Treating CRE is challenging due to the limited number of effective antibiotics available.  Treatment typically includes using a combination of drugs such as aminoglycosides, polymyxins (such as colistin), tigecycline, fosfomycin, and temocillin.  Using these potent medications does not come without paying a price.  Many have toxic side effects which further complicate the patient’s hospital course (Davis & Cunha 2014; Deen & Debbie, 2014; Muscarella, 2014).  
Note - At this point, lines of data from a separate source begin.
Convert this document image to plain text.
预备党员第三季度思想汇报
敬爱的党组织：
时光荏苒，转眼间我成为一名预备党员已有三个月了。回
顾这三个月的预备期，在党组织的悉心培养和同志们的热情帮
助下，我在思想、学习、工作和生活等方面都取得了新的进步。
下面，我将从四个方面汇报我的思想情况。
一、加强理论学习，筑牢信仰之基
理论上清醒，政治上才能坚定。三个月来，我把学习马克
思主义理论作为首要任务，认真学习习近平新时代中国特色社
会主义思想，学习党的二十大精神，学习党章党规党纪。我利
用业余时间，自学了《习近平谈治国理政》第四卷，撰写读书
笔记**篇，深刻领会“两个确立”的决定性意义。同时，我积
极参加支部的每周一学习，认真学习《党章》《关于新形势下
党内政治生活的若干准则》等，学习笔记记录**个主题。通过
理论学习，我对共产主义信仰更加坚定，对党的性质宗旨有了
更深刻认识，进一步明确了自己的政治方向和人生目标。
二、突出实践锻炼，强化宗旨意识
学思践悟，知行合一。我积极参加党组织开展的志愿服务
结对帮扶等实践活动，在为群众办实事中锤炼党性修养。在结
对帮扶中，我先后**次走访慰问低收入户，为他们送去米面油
The side effects vary in severity.  With colistin, neurotoxicity and nephrotoxicity have occured.  The efficacy of tigecycline has been in question, and clinical trials have shown higher mortality rates in those patients treated with this drug as compared with others available.  Most experts discourage the use of the drug as monotherapy. Nausea is the most common side effect with tigecycline but other issues such as pancreatitis, and extreme alkaline phosphatase elevations have been reported.  Aminoglycosides carry their risk as well, such as ototoxicity and nephrotoxicity (Perez & Duin, 2013).

Superbug Litigation

In February 2015, the U.S. Food and Drug Administration issued a safety warning regarding the intricate design of duodenoscopes and the challenges faced when attempting to clean and disinfect them.  The FDA pointed out that scope design flaws could be to blame.    A number of lawsuits have already been filed against Olympus America, with the possibility of more to come.  


With the growing problem of antibiotic resistance and fewer antibiotics to treat these “superbug” infections, healthcare practitioners need to be more vigilant in preventing the spread of resistant organisms.  The current CDC recommendations of good hand hygiene, implementing contact precautions, providing education, antibiotic stewardship, staff and patient cohorting and CRE screening only work if each and every person utilizes them.